« On peut former un Messi « 

Principal candidat au titre en D2, les Lierrois espèrent réussir un beau coup mardi prochain à Sclessin en Coupe.

Septembre 2007. Joueurs et employés du Lierse n’étaient plus payés depuis des mois, le club venait d’être rétrogradé en D2 et l’affaire Ye restait une épée de Damoclès. Deux mois plus tard, un homme d’affaires égyptien, Maged Samy, reprenait le club, via son holding, Wadi Degla Lierse. Ses ambitions ? Revenir en D1, muer le Lierse en grand club belge, jouer la Ligue des Champions et ériger un stade de 40.000 places. La semaine d’après, tout le monde était payé.

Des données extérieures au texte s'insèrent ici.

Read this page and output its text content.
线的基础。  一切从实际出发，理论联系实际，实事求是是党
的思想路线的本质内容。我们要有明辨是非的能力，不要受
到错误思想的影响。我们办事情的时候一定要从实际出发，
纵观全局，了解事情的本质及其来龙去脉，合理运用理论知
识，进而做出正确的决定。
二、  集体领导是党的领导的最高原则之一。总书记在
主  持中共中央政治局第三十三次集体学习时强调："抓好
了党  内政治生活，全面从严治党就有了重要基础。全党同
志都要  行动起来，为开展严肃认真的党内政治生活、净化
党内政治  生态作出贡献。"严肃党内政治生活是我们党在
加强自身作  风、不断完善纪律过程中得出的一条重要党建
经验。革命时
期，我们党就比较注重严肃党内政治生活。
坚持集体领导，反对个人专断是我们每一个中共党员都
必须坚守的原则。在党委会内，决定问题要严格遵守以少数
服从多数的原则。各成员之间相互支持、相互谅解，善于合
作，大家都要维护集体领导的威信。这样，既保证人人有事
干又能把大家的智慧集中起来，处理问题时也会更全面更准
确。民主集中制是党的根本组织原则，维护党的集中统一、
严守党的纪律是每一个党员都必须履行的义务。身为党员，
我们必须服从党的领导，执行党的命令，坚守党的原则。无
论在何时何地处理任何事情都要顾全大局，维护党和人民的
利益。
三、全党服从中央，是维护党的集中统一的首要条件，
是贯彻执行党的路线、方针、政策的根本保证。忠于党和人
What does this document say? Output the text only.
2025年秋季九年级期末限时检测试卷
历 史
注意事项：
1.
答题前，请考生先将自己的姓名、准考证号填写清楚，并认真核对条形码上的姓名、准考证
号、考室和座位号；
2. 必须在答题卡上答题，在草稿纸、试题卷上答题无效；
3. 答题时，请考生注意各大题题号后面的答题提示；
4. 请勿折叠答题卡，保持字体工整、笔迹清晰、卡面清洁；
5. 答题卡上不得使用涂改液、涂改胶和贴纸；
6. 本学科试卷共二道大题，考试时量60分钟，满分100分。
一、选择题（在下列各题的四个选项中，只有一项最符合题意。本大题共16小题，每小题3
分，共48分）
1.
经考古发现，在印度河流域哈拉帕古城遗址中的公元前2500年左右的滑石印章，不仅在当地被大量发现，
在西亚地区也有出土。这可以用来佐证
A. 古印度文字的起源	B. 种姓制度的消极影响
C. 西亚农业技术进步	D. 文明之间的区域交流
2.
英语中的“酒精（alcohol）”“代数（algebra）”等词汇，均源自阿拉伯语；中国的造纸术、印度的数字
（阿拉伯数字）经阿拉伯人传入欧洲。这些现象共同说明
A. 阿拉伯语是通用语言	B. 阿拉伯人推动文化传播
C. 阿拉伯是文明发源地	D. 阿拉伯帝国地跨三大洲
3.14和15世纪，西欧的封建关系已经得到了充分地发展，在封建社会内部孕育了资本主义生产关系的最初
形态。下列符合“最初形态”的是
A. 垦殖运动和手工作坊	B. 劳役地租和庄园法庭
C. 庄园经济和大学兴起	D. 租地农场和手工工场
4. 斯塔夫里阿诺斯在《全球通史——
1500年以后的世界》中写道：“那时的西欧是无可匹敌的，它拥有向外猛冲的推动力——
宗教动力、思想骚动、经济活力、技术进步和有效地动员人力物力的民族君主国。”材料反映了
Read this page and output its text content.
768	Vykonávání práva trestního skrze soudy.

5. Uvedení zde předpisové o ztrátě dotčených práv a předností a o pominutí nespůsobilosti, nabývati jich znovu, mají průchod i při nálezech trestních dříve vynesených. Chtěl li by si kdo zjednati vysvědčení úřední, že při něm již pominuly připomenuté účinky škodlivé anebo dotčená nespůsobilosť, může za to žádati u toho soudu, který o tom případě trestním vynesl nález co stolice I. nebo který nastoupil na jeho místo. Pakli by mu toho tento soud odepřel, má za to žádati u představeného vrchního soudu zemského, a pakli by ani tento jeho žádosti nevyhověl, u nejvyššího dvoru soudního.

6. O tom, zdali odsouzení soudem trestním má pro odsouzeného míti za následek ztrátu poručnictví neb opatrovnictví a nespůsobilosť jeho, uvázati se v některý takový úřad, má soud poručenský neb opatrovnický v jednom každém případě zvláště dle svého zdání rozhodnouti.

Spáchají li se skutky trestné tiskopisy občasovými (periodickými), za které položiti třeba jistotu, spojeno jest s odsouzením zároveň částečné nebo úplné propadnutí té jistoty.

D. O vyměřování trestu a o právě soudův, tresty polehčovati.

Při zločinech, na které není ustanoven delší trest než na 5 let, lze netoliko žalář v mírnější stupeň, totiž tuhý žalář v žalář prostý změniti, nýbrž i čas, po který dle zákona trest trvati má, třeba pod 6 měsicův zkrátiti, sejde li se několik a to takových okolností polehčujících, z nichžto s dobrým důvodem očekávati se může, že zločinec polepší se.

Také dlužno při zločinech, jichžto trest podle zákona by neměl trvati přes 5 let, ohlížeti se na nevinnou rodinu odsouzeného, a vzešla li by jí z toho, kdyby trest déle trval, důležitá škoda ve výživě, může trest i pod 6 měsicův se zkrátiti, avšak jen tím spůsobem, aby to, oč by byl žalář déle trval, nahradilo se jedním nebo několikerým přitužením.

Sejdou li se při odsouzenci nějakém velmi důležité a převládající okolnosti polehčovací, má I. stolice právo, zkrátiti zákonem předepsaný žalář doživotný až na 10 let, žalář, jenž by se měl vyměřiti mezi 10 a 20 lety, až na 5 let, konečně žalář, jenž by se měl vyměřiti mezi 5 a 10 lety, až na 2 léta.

La saison passée, les Jaune et Noir ont raté la montée d’un cheveu et ont trébuché en demi-finales de la Coupe. Malgré les critiques que suscite sa collaboration avec Turnhout et son académie des jeunes, Samy continue à agir. Le Lierse a conservé Tomasz Radzinski et enrôlé Eric Deflandre, Tim Matthys et Gunter Thiebaut. Herman Helleputte dirige un noyau professionnel de 28 joueurs.

Vous ne seriez jamais arrivé au Lierse sans Ye…

Maged Samy : Un investisseur étranger aboutit toujours dans un club en crise : il n’a de chance que quand la trésorerie est dans le rouge. Je comprends que la présence d’Américains et d’Asiatiques ne réjouit pas les supporters européens. Il y a vingt ans, mon pays se méfiait de l’invasion économique de l’Occident mais on ne peut freiner la globalisation, quel que soit son sens.

J’ai visité quelques clubs à vendre mais j’en ai conclu que l’Angleterre n’avait rien à offrir à notre entreprise. Celui qui recherche le prestige doit opter pour l’Angleterre et l’Espagne, pas celui qui recherche des bénéfices : il est très difficile d’engager en Angleterre un joueur hors-CE. Il doit être international et est donc cher. Si on cherche des talents pas trop onéreux, la France, la Belgique et les Pays-Bas sont plus intéressants.

 » Je me suis fait tout seul « 

Pourquoi Wadi Degla, une entreprise immobilière, investit-elle dans le football ?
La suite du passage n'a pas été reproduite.